James Alexander Patten, journalist, editor, and author, was born in Brooklyn, New York, the son of William D. Patten and his wife Sarah Ann Alexander. He was educated in the Brooklyn schools, and began his journalistic work as dramatic critic on the Evening Star. He was writing for the Sunday Mercury as early as 1859; later he wrote stories of Colonial and Revolutionary times in the New York Weekly (1868), New York Sunday Times, Street and Smith's Literary Album (1867), and New York Dispatch. He also wrote for the Daily Herald and Times; and for the Evening World he wrote stories of Old New York. He also produced some novelettes for Tousey. Among his biographical and historical writings are "Battle for Union," a Civil War history which ran for four years in the New York Weekly Mercury, "Lives of the Clergy of New York and Brooklyn" (1874), and "The Self-Made Men of Our Times," a series of biographies of living persons in Frank Leslie's Chimney Corner. A prize novel, entitled "Our Father's Bones," was based on the history of the Wallabout Prison Ships. He was assistant editor of Munsey's Weekly when it was first started and wrote sketches for the Argosy. For eleven years he was editor of a trade paper, and for a time editor of Frank Leslie's Weekly. At one time he was a director of a book company. He died at Roseville, New Jersey, April 17, 1913.

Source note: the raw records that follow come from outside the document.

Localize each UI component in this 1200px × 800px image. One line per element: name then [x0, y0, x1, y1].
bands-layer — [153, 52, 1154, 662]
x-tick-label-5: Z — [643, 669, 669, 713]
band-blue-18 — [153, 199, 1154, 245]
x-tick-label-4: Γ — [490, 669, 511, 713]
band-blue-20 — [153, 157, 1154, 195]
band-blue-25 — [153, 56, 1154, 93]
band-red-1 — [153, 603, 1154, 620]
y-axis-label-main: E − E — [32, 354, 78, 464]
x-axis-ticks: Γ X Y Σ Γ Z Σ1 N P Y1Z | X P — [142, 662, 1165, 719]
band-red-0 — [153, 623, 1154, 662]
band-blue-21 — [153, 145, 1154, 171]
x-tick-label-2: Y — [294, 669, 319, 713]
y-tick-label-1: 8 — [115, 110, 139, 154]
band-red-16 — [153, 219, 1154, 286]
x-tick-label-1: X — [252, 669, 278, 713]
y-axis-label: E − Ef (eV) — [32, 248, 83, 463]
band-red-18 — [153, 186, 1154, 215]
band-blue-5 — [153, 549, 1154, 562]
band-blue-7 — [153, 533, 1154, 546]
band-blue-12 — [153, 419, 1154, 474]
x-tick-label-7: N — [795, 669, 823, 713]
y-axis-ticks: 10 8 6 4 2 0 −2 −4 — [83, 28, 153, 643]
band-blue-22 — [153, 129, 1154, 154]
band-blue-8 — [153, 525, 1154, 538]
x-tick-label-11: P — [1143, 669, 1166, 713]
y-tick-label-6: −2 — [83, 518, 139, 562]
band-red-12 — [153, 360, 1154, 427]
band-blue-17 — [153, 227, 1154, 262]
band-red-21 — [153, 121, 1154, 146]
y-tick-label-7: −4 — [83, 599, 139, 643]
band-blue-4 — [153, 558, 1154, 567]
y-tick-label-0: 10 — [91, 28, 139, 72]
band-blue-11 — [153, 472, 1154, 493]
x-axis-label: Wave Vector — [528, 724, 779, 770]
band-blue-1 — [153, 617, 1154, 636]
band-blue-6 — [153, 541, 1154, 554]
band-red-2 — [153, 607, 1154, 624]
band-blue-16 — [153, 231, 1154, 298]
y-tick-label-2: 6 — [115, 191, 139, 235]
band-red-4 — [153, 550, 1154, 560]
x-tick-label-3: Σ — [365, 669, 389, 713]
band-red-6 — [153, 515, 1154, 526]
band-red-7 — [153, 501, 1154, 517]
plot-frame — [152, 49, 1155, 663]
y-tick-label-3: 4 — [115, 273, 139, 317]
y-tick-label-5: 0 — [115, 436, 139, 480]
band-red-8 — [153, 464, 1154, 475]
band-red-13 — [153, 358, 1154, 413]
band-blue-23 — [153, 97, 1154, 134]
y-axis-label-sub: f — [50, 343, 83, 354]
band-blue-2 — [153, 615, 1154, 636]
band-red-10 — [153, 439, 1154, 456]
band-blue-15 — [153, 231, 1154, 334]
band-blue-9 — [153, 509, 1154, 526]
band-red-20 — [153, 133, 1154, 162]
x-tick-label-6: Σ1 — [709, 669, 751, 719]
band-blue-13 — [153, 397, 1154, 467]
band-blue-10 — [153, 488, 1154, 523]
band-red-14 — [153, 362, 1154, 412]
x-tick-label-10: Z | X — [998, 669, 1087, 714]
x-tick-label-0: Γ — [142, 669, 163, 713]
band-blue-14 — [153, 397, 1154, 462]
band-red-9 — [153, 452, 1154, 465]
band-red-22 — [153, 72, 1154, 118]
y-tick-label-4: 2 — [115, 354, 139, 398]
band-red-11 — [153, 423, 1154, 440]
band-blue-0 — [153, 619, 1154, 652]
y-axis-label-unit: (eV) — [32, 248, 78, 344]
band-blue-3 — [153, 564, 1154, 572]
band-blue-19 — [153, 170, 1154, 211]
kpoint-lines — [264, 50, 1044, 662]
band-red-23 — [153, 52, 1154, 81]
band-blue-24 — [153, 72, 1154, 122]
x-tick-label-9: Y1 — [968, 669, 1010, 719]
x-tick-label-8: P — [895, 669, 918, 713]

Besides the novel listed below, he wrote two series of "Talked About People" for the Saturday Journal, giving biographies of some fifty prominent men and women.
REFERENCES: Who's Who in New York City and State, 1907, 1022; Brooklyn Directories, 1867 to 1910; obituary notices in the New York Times and New York Herald, both of April 19, 1913; Publishers' Weekly, December 2, 1889, 1186.